[#11526][chore] AutoDeploy accuracy tests: use nemotron-3 official checkpoints by galagam · Pull Request #12243 · NVIDIA/TensorRT-LLM

galagam · 2026-03-16T12:21:07Z

Description

update nanov3 and superv3 checkpoints in AD accuracy test
adjust mmlu and gsm8k reference values accordingly
enable non-indentical MoE input scales for super fp8 checkpoint
move super and nano configs under canonical location examples/auto_deploy/model_registry/configs, keep symlinks from original location to avoid breaking dashboards/scripts
bugfix in superV3 test with attention dp - entire sharding config was overwritten
unwaive accuracy tests that failed due to checkpoint corruption

Note:
NanoV3 final bf16 and fp8 accuracy is significantly lower with the official checkpoint (nvfp4 is improved).
Verified the same accuracy is reported with Pytorch backend, which means is a checkpoint tradeoff, not an implementation bug.

Test Coverage

N/A - Test refactoring PR.

PR Checklist

Please review the following before submitting your PR:

PR description clearly explains what and why. If using CodeRabbit's summary, please make sure it makes sense.
PR Follows TRT-LLM CODING GUIDELINES to the best of your knowledge.
Test cases are provided for new code paths (see test instructions)
Any new dependencies have been scanned for license and vulnerabilities
CODEOWNERS updated if ownership changes
Documentation updated as needed
Update tava architecture diagram if there is a significant design change in PR.
The reviewers assigned automatically/manually are appropriate for the PR.
Please check this after reviewing the above items as appropriate for this PR.

GitHub Bot Help

To see a list of available CI bot commands, please comment /bot help.

galagam · 2026-03-16T12:24:39Z

/bot run --stage-list "DGX_B200-4_GPUs-AutoDeploy-1, DGX_H100-4_GPUs-AutoDeploy-1"

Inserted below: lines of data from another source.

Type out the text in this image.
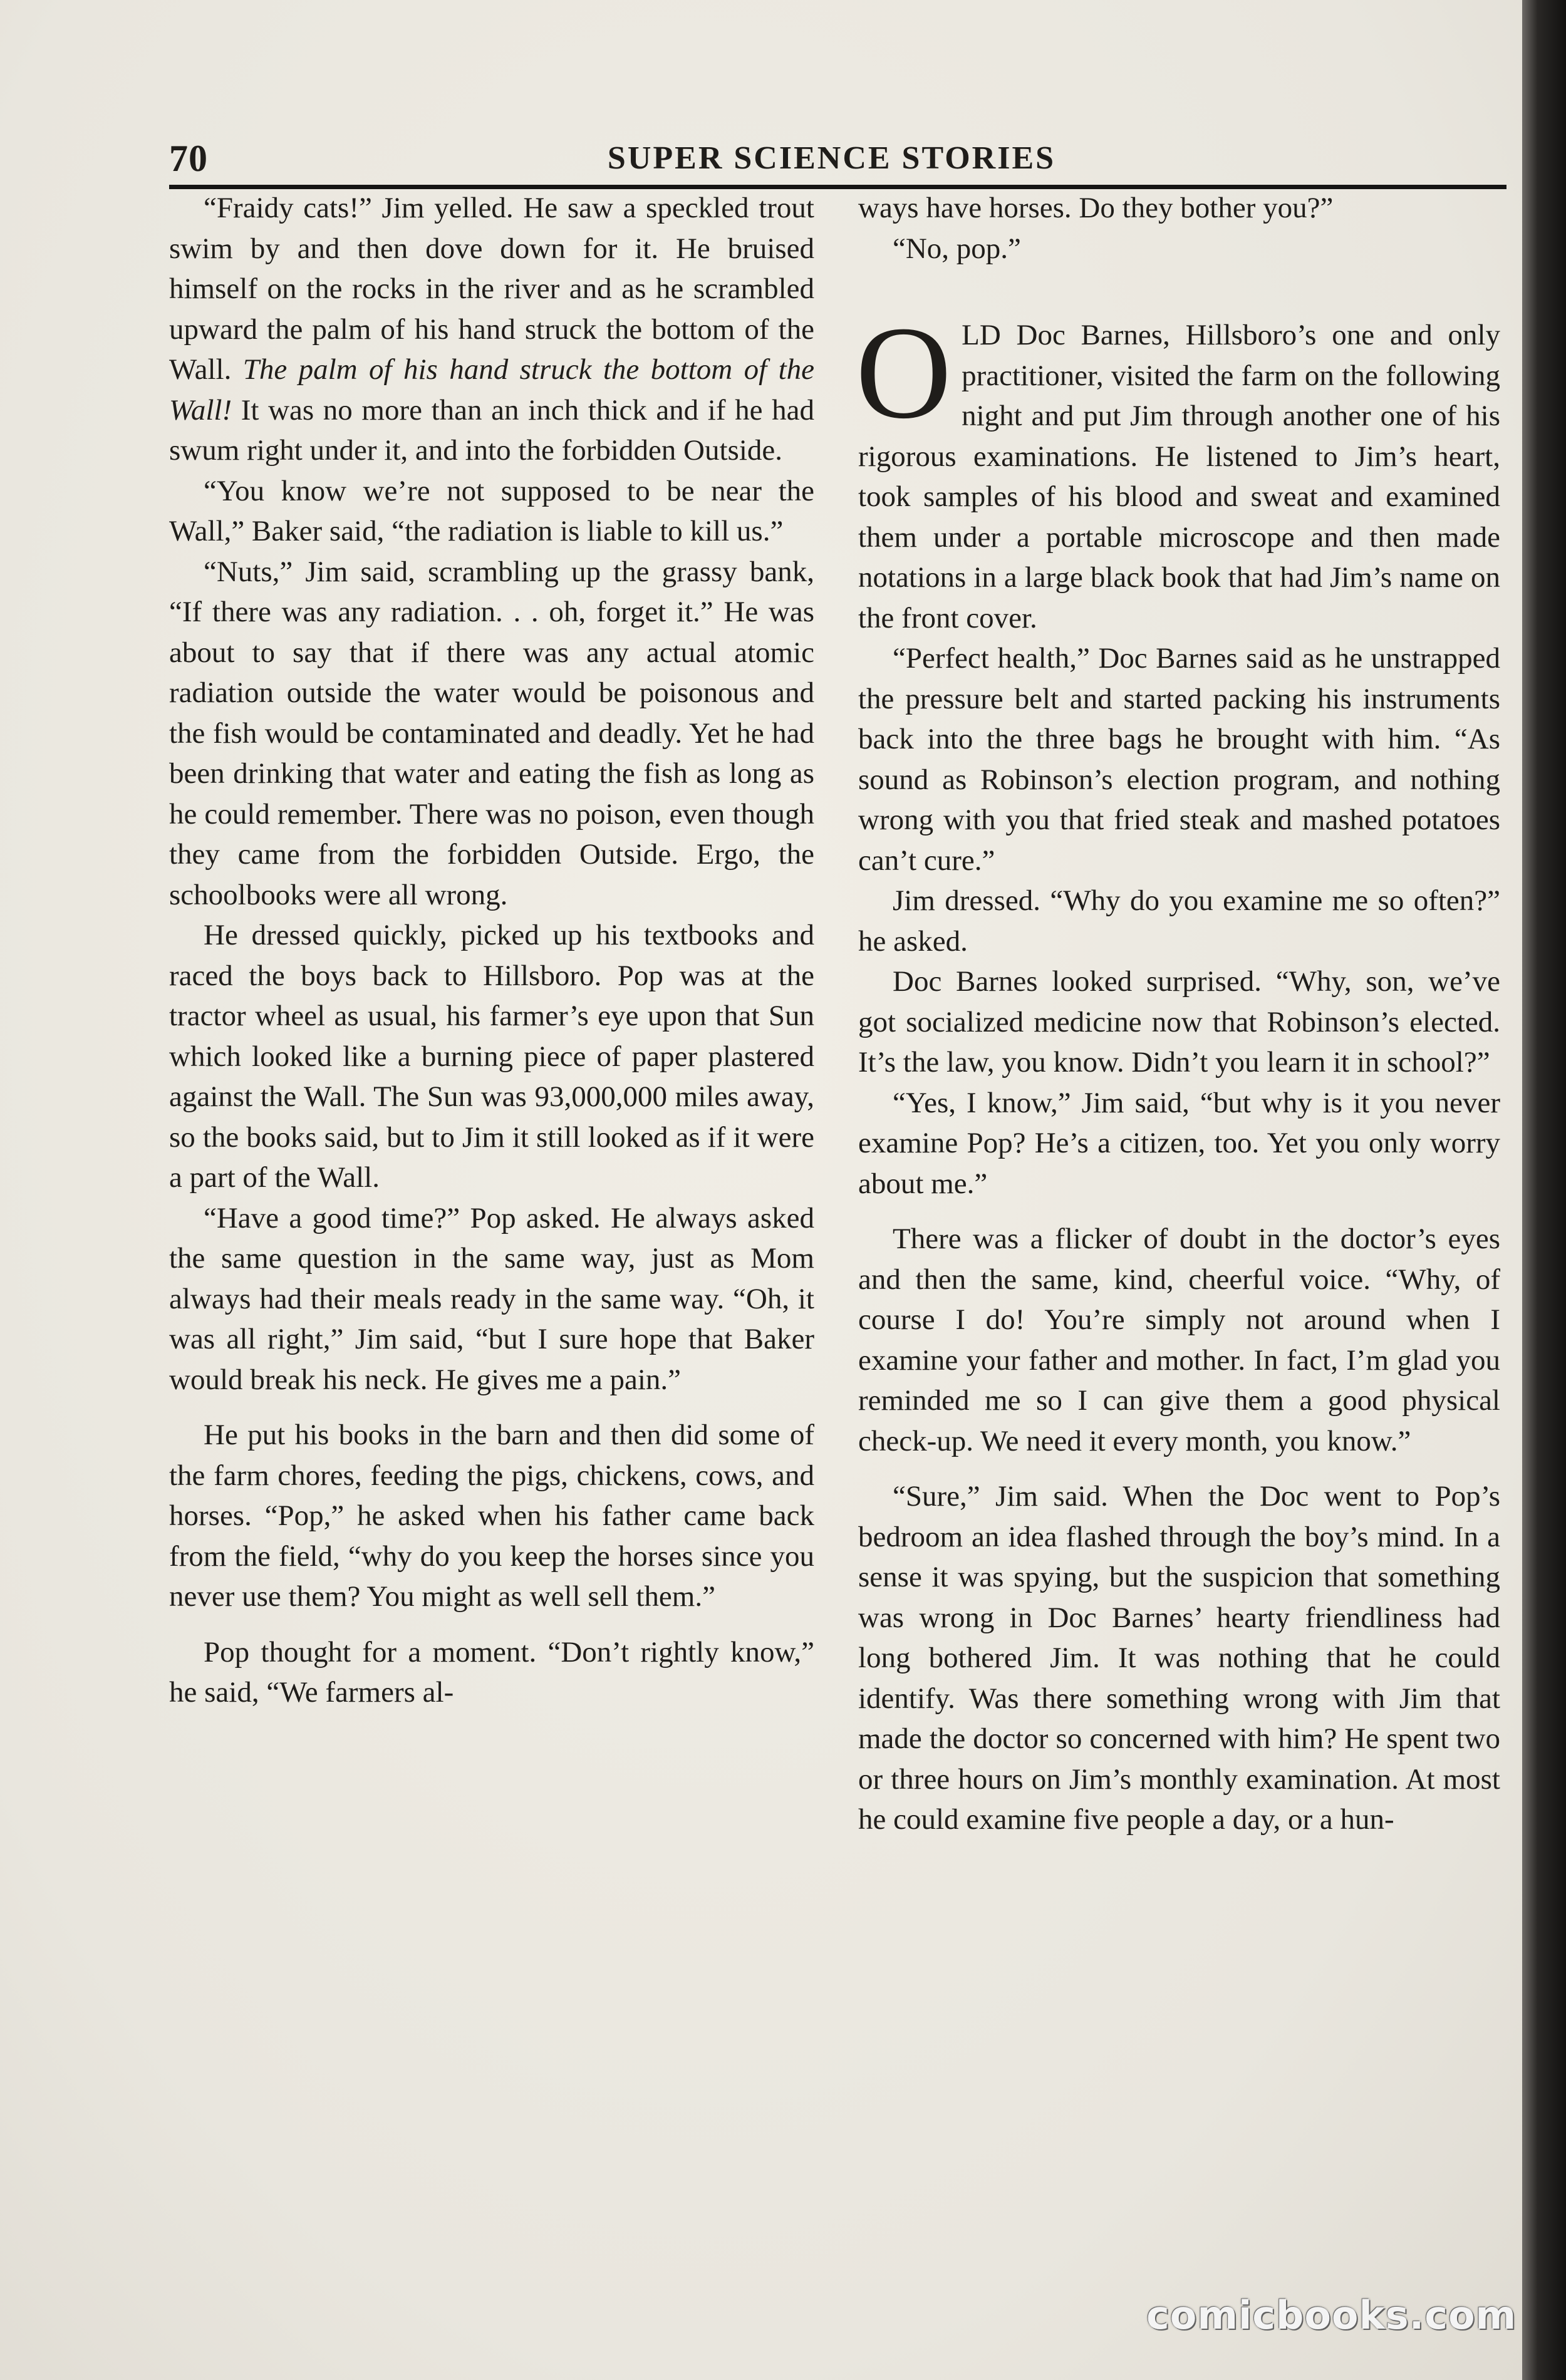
70	SUPER SCIENCE STORIES

“Fraidy cats!” Jim yelled. He saw a speckled trout swim by and then dove down for it. He bruised himself on the rocks in the river and as he scrambled upward the palm of his hand struck the bottom of the Wall. The palm of his hand struck the bottom of the Wall! It was no more than an inch thick and if he had swum right under it, and into the forbidden Outside.

“You know we’re not supposed to be near the Wall,” Baker said, “the radiation is liable to kill us.”

“Nuts,” Jim said, scrambling up the grassy bank, “If there was any radiation. . . oh, forget it.” He was about to say that if there was any actual atomic radiation outside the water would be poisonous and the fish would be contaminated and deadly. Yet he had been drinking that water and eating the fish as long as he could remember. There was no poison, even though they came from the forbidden Outside. Ergo, the schoolbooks were all wrong.

He dressed quickly, picked up his textbooks and raced the boys back to Hillsboro. Pop was at the tractor wheel as usual, his farmer’s eye upon that Sun which looked like a burning piece of paper plastered against the Wall. The Sun was 93,000,000 miles away, so the books said, but to Jim it still looked as if it were a part of the Wall.

“Have a good time?” Pop asked. He always asked the same question in the same way, just as Mom always had their meals ready in the same way. “Oh, it was all right,” Jim said, “but I sure hope that Baker would break his neck. He gives me a pain.”

He put his books in the barn and then did some of the farm chores, feeding the pigs, chickens, cows, and horses. “Pop,” he asked when his father came back from the field, “why do you keep the horses since you never use them? You might as well sell them.”

Pop thought for a moment. “Don’t rightly know,” he said, “We farmers al-

ways have horses. Do they bother you?”

“No, pop.”

OLD Doc Barnes, Hillsboro’s one and only practitioner, visited the farm on the following night and put Jim through another one of his rigorous examinations. He listened to Jim’s heart, took samples of his blood and sweat and examined them under a portable microscope and then made notations in a large black book that had Jim’s name on the front cover.

“Perfect health,” Doc Barnes said as he unstrapped the pressure belt and started packing his instruments back into the three bags he brought with him. “As sound as Robinson’s election program, and nothing wrong with you that fried steak and mashed potatoes can’t cure.”

Jim dressed. “Why do you examine me so often?” he asked.

Doc Barnes looked surprised. “Why, son, we’ve got socialized medicine now that Robinson’s elected. It’s the law, you know. Didn’t you learn it in school?”

“Yes, I know,” Jim said, “but why is it you never examine Pop? He’s a citizen, too. Yet you only worry about me.”

There was a flicker of doubt in the doctor’s eyes and then the same, kind, cheerful voice. “Why, of course I do! You’re simply not around when I examine your father and mother. In fact, I’m glad you reminded me so I can give them a good physical check-up. We need it every month, you know.”

“Sure,” Jim said. When the Doc went to Pop’s bedroom an idea flashed through the boy’s mind. In a sense it was spying, but the suspicion that something was wrong in Doc Barnes’ hearty friendliness had long bothered Jim. It was nothing that he could identify. Was there something wrong with Jim that made the doctor so concerned with him? He spent two or three hours on Jim’s monthly examination. At most he could examine five people a day, or a hun-

comicbooks.com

coderabbitai · 2026-03-16T12:26:17Z

📝 Walkthrough

Walkthrough

Introduces YAML configuration files for NVIDIA Nemotron 3 Nano and Super V3 models with TRT-LLM runtime settings and sharding strategies, adds accuracy reference benchmarks for these models, updates test code to use model mappings via HuggingFace identifiers, and removes associated test skip entries.

Changes

Cohort / File(s)	Summary
Model Registry Configurations `examples/auto_deploy/model_registry/configs/nano_v3.yaml`, `examples/auto_deploy/model_registry/configs/super_v3.yaml`	New YAML config files defining TRT-LLM runtime, compilation backend, batching parameters, KV cache settings, and advanced sharding/MoE transform strategies with per-layer projection mappings (q_proj, k_proj, v_proj, o_proj, etc.) and multi-stream MoE/logits fusion options.
Accuracy Reference Data `tests/integration/defs/accuracy/references/gsm8k.yaml`, `tests/integration/defs/accuracy/references/mmlu.yaml`	Added accuracy benchmark entries for NVIDIA-Nemotron-3-Nano-30B and NVIDIA-Nemotron-3-Super-120B variants with multiple quantization configurations (FP8, NVFP4) and their corresponding accuracy scores.
Test Infrastructure Updates `tests/integration/defs/accuracy/test_llm_api_autodeploy.py`, `tests/test_common/llm_data.py`	Updated TestNemotronNanoV3 and TestNemotronSuperV3 to use hf_id_to_local_model_dir() wrappers for model path resolution; modified enable_attention_dp application logic to use setdefault for detect_sharding; added HuggingFace ID to local model directory mappings for Nano variants (BF16, FP8, NVFP4).
Test Configuration `tests/integration/test_lists/waives.txt`	Removed two SKIP entries related to Nemotron accuracy tests with bf16 configurations.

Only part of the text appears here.